Share State Across Spark Applications or Jobs

The GridGain in-memory computing platform includes an in-memory data grid, in-memory database, streaming analytics and acceleration solutions for Hadoop and Spark. Apache Spark is an open source fast and general engine for large-scale data processing. GridGain and Spark are in-memory computing solutions but target different use cases. In many cases, they can achieve superior performance and functionality when used together.

Apache Spark Shared RDDs Powered by GridGain

Apache Spark is built for in-memory processing of event-driven data. Spark doesn’t provide shared storage, so ETL-ed data must be loaded from HDFS or another disk storage into Spark for processing. State is only passed from Spark job to job by saving the processed data back into external storage. GridGain can share Spark state directly in memory, without storing the state to disk.

The Shared RDD API implemented in GridGain is one of the main integrations for GridGain and Apache Spark. Spark shared RDDs are essentially wrappers around GridGain caches which can be deployed directly inside of Spark processes that are executing Spark jobs. Spark shared RDDs can also be used with the cache-aside pattern, where GridGain clusters are deployed separately, but still in-memory. The data is still accessible using Spark RDD APIs.
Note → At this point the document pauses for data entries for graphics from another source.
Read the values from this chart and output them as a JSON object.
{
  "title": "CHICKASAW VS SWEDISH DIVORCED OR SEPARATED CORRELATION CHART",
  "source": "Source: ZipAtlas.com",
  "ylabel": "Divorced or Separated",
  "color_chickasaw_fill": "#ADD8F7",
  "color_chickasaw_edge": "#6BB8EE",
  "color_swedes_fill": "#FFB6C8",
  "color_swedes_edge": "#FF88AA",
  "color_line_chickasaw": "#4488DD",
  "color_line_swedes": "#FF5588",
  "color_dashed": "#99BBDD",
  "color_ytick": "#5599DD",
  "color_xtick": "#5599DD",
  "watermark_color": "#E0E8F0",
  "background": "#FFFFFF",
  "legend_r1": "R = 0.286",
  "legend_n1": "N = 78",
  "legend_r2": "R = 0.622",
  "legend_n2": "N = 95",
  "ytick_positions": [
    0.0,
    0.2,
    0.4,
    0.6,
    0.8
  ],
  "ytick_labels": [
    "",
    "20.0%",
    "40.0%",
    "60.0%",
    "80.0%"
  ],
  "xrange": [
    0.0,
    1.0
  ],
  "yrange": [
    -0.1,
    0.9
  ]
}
IgniteContext is the main entry point into GridGain RDDs. It allows users to specify different GridGain configurations. GridGain is accessible in client or server mode. Users can create new shared RDDs, which means new GridGain caches are created with different configurations and indexing strategies. GridGain supports a variety of partitioning and replication strategies with fully replicated or partitioned caches.

Everything that can be done in GridGain can be done with IgniteContext by passing a proper GridGain configuration. The RDD syntax is native so it can be accessed using the native Spark RDD syntax. The main difference is GridGain RDDs are mutable while Spark RDDs are immutable. Mutable GridGain RDDs enable them to be updated at the end of or during every job or task execution and ensures that other applications and jobs can be notified and can read the state.
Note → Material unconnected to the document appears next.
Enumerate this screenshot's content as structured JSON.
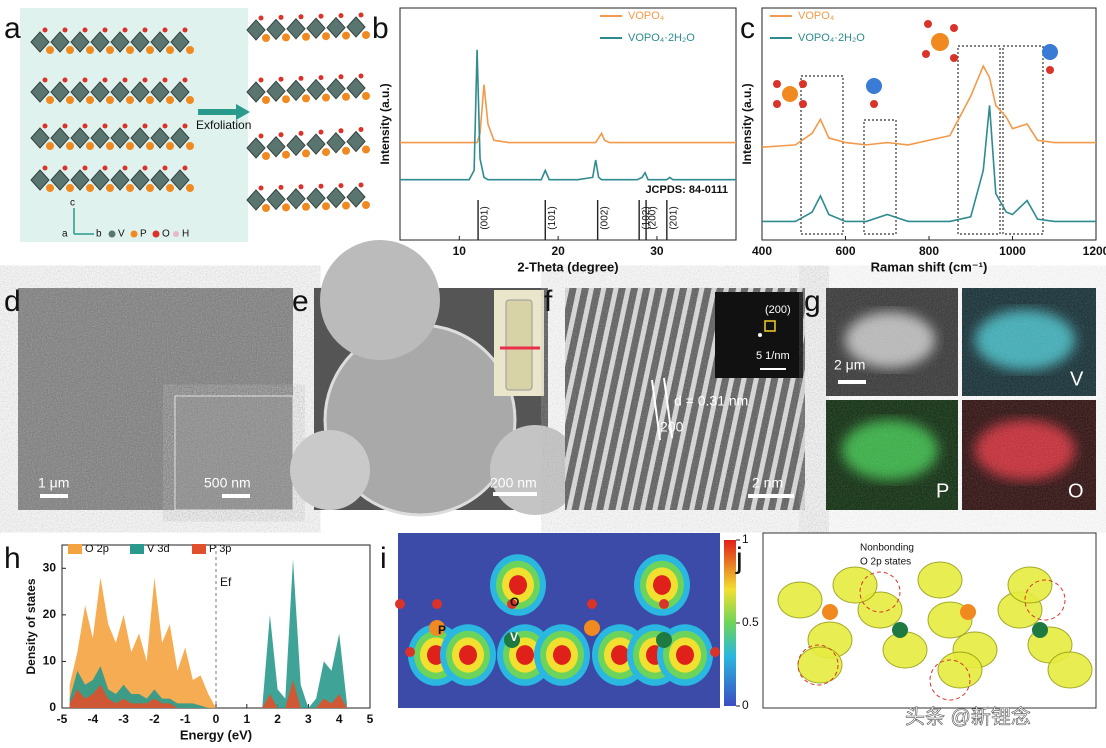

Shared In-Memory File System with Apache Spark Plus GridGain

When working with files instead of RDDs, it is still possible to share state between Spark jobs and applications using the GridGain In-Memory File System (GGFS). GGFS implements the Hadoop FileSystem API and can be deployed as a native Hadoop file system, just like HDFS. GridGain plugs in natively to any Hadoop environment and any Spark environment. An in-memory file system can be used with zero code changes in plug-n-play fashion.